A year ago HMRC published a draft Order to amend provisions for payment of dependant's pensions post-A Day in the Taxation of Pension Schemes (Transitional Provisions) Order 2006 (SI 2006/572) (see Aries article). The final version has been squeezed out this week, just before Parliament rose for the summer recess.

The Taxation of Pension Schemes (Transitional Provisions) (Amendment No.2) Order 2009 (SI 2009/1989) rewords Art 34 entirely and inserts a new Art 34A, allowing some pensions to be paid to dependent children who are over the age 23 without attracting tax charges of up to 70% as unauthorised payments. It also creates a new Art. 34B, permitting the same transitional protection to continue following a block transfer (or a series of block transfers) arising from a corporate or pension scheme reorganisation.

Until 1 September 2009, when the new rules come into force (backdated to 6 April 2006), the pension tax rules require that a pension paid to a child of a deceased member of a registered pension scheme must cease when that child reaches age 23, unless the child qualifies for a dependant's pension on grounds of incapacity or the pension is covered by the transitional provisions in Art. 34. In particular, Art. 34 covers cases where the scheme rules permit this pension to be paid until the child ceases full-time education or vocational training.

With others, Aries argued that the law unfairly denied pensions to financially dependent children over 23, for example those who had given up their job to care for an elderly parent.
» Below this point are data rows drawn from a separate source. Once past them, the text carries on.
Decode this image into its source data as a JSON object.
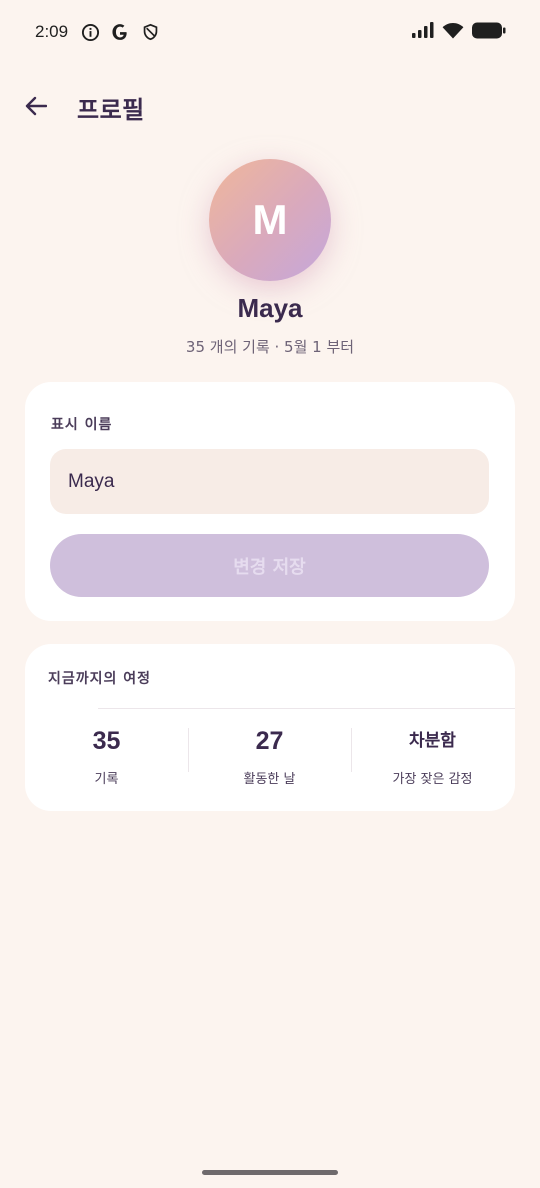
{
  "status_bar": {
    "time": "2:09",
    "icons_left": [
      "info-icon",
      "google-icon",
      "shield-icon"
    ],
    "icons_right": [
      "signal-icon",
      "wifi-icon",
      "battery-icon"
    ]
  },
  "header": {
    "title": "프로필",
    "back_icon": "arrow-left-icon"
  },
  "profile": {
    "avatar_letter": "M",
    "name": "Maya",
    "meta": "35 개의 기록 · 5월 1 부터"
  },
  "name_card": {
    "label": "표시 이름",
    "input_value": "Maya",
    "save_label": "변경 저장"
  },
  "stats_card": {
    "title": "지금까지의 여정",
    "stats": [
      {
        "value": "35",
        "label": "기록"
      },
      {
        "value": "27",
        "label": "활동한 날"
      },
      {
        "value": "차분함",
        "label": "가장 잦은 감정"
      }
    ]
  },
  "colors": {
    "background": "#fcf4ef",
    "primary_text": "#3b2a4e",
    "save_button_disabled": "#cfbfdc",
    "input_background": "#f7ece6"
  }
}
The amendments made by this Order will give limited transitional protection to such pensions, where entitlement arose or could have arisen before 1 July 2008 (the date on which the proposal to make these amendments was made public).

To qualify, the scheme rules on 5 April 2006 must have permitted a child's pension to be paid in cases of financial dependence or mutual financial dependence, and in addition one of the following conditions must be met:

  • the member's pension was in payment on or before 1 July 2008;
  • the pension death benefit was in payment on 1 July 2008;
  • the entitlement to the pension death benefit arose before 1 July 2008; or
  • the entitlement to the pension death benefit was subject to the discretion of the trustees of the scheme and the discretion was capable of being exercised (in favour of the child having such an entitlement) so that the entitlement could have arisen before 1 July 2008.

Disappointingly the law remains discriminatory, however. Under the definition of "dependant" (FA 2004 Sch 28 para 15), a dependant's pension can be provided to any adult carer (including a stepchild) who is financially dependent or mutually financially dependent on the member - except a natural child. The new rules provide only a limited correction to this anomaly: natural children who are outside their scope cannot benefit.